Alle Weihnachtsmärkte in Bayern hat die Staatsregierung abgesagt, somit auch die in Erlangen. „Das Bangen“, sagt Jutta Kunstmann, „ja, das ist vielleicht das einzig Gute: Dieses Bangen ist jetzt vorbei.“

Die alarmierende pandemische Lage lässt selbst Märkte unter freiem Himmel nicht zu, hat Ministerpräsident Markus Söder kurz zuvor bei einer denkwürdigen Pressekonferenz mitgeteilt. Für die Kinder, die Eltern, die Omas und Opas, die Freunde, die Arbeitskollegen bedeutet das, dass der alljährliche Glühwein, der vielleicht zu einer schönen Tradition geworden ist, heuer eben zu Hause getrunken werden muss. Für Schausteller wie Jutta Kunstmann und ihre Tochter, die gerade die Plätzchenkisten wieder zurück ins Auto trägt, ist es eine Katastrophe.

Nächste Stufe Höllenritt

Die nächste Stufe eines Höllenritts, wie Kunstmann sagt, der seit Ausbruch der Corona-Pandemie, ihren Berufsstand mit entsetzlicher Wucht getroffen hat. Wieder bedeutet es: Alles Hoffen, alle Mühe, alle Einkäufe waren umsonst. Von den frischen Tannenzweigen für fast 1000 Euro als Dekoration bis zu den dutzenden Nutella-Gläsern oder die Plätzchenkisten.
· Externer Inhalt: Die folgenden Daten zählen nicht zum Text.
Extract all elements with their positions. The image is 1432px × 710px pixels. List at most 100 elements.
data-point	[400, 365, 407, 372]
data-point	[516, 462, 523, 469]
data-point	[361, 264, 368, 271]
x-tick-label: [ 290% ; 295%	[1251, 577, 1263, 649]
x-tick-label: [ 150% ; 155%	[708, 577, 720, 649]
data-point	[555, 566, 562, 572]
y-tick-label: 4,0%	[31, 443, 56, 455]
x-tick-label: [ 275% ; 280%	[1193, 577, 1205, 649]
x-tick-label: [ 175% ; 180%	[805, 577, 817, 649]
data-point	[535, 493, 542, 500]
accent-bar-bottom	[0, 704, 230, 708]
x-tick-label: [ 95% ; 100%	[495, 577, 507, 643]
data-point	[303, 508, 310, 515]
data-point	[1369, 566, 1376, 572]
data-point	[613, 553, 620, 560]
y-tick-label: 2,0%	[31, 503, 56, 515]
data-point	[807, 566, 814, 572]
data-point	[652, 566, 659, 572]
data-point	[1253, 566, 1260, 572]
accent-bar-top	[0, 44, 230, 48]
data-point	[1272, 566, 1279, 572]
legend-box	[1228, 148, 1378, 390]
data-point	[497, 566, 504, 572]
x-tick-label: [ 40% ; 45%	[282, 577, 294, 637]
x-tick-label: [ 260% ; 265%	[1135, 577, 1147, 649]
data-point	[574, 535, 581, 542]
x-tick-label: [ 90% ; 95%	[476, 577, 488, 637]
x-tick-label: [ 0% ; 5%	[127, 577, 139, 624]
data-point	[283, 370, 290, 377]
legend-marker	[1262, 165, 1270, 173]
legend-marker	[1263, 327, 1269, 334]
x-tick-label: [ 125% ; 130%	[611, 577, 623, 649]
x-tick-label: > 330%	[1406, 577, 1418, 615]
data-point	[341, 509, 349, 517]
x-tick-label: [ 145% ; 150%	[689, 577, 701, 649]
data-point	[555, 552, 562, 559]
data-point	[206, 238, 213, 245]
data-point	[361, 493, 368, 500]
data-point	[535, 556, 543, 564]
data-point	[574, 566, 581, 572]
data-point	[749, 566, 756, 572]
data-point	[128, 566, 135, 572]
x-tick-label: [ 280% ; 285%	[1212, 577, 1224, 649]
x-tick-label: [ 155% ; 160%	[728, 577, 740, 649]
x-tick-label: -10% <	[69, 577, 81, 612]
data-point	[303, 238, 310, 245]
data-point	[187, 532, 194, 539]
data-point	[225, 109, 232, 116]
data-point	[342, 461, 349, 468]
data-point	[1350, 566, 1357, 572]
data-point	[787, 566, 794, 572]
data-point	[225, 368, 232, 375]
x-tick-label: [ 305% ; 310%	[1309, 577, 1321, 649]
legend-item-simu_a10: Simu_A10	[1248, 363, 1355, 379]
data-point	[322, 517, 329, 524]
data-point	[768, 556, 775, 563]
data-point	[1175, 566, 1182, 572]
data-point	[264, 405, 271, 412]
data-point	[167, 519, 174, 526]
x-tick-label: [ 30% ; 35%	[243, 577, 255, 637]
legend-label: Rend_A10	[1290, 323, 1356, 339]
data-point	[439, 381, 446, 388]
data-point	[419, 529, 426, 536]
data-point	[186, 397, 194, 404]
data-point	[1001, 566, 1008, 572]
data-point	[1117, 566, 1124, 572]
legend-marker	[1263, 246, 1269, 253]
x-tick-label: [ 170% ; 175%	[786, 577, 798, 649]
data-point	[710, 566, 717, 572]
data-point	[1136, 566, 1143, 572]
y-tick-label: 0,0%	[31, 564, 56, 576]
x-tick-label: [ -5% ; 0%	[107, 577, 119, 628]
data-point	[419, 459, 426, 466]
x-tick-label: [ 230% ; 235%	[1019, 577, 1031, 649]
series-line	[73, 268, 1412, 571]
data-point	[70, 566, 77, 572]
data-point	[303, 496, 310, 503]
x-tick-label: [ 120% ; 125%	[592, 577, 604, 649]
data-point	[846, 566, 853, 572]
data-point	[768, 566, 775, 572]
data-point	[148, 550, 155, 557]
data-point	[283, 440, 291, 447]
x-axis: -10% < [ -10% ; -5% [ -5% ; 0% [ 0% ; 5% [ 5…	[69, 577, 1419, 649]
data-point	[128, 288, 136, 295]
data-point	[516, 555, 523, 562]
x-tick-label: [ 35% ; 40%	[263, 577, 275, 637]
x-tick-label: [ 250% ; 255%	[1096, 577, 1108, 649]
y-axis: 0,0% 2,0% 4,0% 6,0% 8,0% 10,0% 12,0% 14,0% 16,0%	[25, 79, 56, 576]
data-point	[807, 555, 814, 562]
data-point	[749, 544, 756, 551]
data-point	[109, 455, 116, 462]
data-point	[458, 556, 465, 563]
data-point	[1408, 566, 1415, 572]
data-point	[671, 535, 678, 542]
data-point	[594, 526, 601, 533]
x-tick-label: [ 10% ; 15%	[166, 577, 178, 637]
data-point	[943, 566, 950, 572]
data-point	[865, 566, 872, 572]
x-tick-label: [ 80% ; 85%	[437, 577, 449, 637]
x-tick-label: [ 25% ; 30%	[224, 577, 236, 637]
Alles eingekauft für über 6000 Euro. „Was mache ich jetzt damit?“, fragt Kunstmann. „So, wie sie mich jetzt sehen“, sagt sie und tupft sich immer neue Tränen mit einem Geschirrtuch aus dem Gesicht, „haben mich noch nicht viele Menschen gesehen.“

Leere Blicke, leere Gläser

Ein paar Hundert Meter weiter, auf dem Mittelaltermarkt, haben sich ihre Schwester Sabine Kunstmann und eine Hand voll Marktstandbetreiber vor dem Glühweinhäuschen gesammelt. Die Blicke sind leer, die ersten Tassen auch. „Es ist ein Schock“, sagt Sabine Kunstmann. Erst am Morgen hatten sie noch mit einem Mitarbeiter der Stadtverwaltung die gut 400 Meter Bauzaun begutachtet, die den Mittelaltermarkt zum 2G-Mittelaltermarkt gemacht hätte. Sie haben die Schilder mit den Abstands- und Hygieneappellen vorgeführt, die Abstände zwischen den Buden nachgemessen und vielleicht zum x-ten Mal ihre Impfnachweise vorgezeigt. „Wir sind, so wie wir hier stehen, startbereit“, sagt Sabine Kunstmann.

Luigi Particolare-Kunstmann (im Stapler) und Jürgen Segitz werden den mittelalterlichen Weihnachtsmarkt wohl gleich wieder abbauen müssen.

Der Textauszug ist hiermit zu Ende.